Mr Taylor denied providing military assistance to the rebels - who were notorious for using machetes to hack the limbs off civilians - or having plotted to invade Sierra Leone with RUF leader Foday Sankoh.
He also denied having been given coffee jars full of blood diamonds by the RUF.
"Never, ever, did I receive whether it is mayonnaise or coffee or whatever jar, never received any diamonds from the RUF. It's a lie, it's a diabolical lie. Never," he said.
- 1989 Launches rebellion in Liberia
- 1991 RUF rebellion starts in Sierra Leone
- 1995 Peace deal signed
- 1997 Elected president
- 1999 Liberia's Lurd rebels start insurrection to oust Taylor
- June 2003 Arrest warrant issued
- August 2003 Steps down, goes into exile in Nigeria
- March 2006 Arrested, sent to Sierra Leone
- June 2007 Trial opens at Hague
Mr Taylor's legal team began setting out its case on Monday. He is the first of 249 witnesses the defence has said it may call to the stand.

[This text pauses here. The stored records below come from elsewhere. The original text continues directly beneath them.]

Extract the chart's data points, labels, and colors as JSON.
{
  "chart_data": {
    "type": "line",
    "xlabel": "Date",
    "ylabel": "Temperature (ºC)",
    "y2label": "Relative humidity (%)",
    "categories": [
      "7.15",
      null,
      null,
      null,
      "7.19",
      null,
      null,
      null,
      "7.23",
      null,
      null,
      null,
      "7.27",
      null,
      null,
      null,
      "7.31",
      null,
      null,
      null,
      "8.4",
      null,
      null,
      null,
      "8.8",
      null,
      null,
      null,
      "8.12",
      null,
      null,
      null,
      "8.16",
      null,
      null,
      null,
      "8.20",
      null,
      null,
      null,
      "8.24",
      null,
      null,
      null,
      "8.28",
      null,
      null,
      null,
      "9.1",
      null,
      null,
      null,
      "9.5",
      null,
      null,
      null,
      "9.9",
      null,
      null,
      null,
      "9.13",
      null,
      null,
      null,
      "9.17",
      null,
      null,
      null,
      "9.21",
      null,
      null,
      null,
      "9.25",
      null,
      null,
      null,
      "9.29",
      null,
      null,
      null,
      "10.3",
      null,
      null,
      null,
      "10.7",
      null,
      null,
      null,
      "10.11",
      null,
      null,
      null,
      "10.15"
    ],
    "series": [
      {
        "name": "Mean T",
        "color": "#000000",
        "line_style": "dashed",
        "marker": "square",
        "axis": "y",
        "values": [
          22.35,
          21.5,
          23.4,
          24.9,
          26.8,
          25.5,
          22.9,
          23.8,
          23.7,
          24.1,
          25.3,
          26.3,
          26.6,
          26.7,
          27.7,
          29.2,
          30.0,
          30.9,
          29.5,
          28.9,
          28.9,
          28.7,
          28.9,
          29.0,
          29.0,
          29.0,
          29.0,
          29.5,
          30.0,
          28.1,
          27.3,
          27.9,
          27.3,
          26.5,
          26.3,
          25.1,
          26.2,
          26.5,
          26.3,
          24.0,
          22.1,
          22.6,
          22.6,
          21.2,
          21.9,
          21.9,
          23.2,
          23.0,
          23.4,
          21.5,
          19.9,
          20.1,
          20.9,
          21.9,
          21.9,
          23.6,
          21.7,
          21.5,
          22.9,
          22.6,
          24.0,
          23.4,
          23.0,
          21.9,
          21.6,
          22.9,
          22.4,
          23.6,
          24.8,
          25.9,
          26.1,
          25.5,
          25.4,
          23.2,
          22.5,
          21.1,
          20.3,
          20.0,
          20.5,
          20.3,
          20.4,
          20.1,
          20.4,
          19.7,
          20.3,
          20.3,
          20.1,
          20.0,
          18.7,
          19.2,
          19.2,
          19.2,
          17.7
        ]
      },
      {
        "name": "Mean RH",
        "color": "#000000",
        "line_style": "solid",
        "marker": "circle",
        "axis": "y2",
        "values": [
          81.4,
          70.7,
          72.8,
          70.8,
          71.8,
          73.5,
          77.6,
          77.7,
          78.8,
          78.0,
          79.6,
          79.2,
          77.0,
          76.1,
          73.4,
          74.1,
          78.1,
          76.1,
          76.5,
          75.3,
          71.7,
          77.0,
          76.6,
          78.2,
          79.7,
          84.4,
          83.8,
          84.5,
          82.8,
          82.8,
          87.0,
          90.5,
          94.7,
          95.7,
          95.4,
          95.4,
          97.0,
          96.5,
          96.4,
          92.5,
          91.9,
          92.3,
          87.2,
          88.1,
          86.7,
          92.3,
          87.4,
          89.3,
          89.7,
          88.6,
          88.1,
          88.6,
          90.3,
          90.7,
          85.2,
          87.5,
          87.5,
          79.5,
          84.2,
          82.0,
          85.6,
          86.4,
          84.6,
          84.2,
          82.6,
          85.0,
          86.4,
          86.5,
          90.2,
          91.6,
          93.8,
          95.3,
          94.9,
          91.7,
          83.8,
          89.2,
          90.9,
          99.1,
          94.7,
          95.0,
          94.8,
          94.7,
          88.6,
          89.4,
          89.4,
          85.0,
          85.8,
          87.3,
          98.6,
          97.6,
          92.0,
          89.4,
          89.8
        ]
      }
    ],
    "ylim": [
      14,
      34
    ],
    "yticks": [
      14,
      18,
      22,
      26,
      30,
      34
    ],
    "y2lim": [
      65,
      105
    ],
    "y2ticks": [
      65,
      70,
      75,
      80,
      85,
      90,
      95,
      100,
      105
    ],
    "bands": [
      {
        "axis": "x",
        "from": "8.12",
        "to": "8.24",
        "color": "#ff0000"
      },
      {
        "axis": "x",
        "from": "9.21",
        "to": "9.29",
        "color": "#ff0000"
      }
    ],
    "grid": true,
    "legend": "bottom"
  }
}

His lawyers say Mr Taylor could not have micro-managed a rebel operation in Sierra Leone while also running affairs of state in Liberia.
The prosecution called 91 witnesses, many of whom provided graphic testimony of amputations, murder of children and cannibalism, before wrapping up its case in February.
Mr Taylor started a civil war in Liberia 1989, before being elected president there in 1997. He was himself overthrown by a rebellion and went into exile in 2003.
After a spell in Nigeria, he was eventually extradited from Liberia in 2006.
The trial at the UN-backed Special Court for Sierra Leone was moved to the Netherlands from Sierra Leone's capital, Freetown, amid fears it could create instability in the country and neighbouring Liberia.
A verdict in the case is expected some time next year.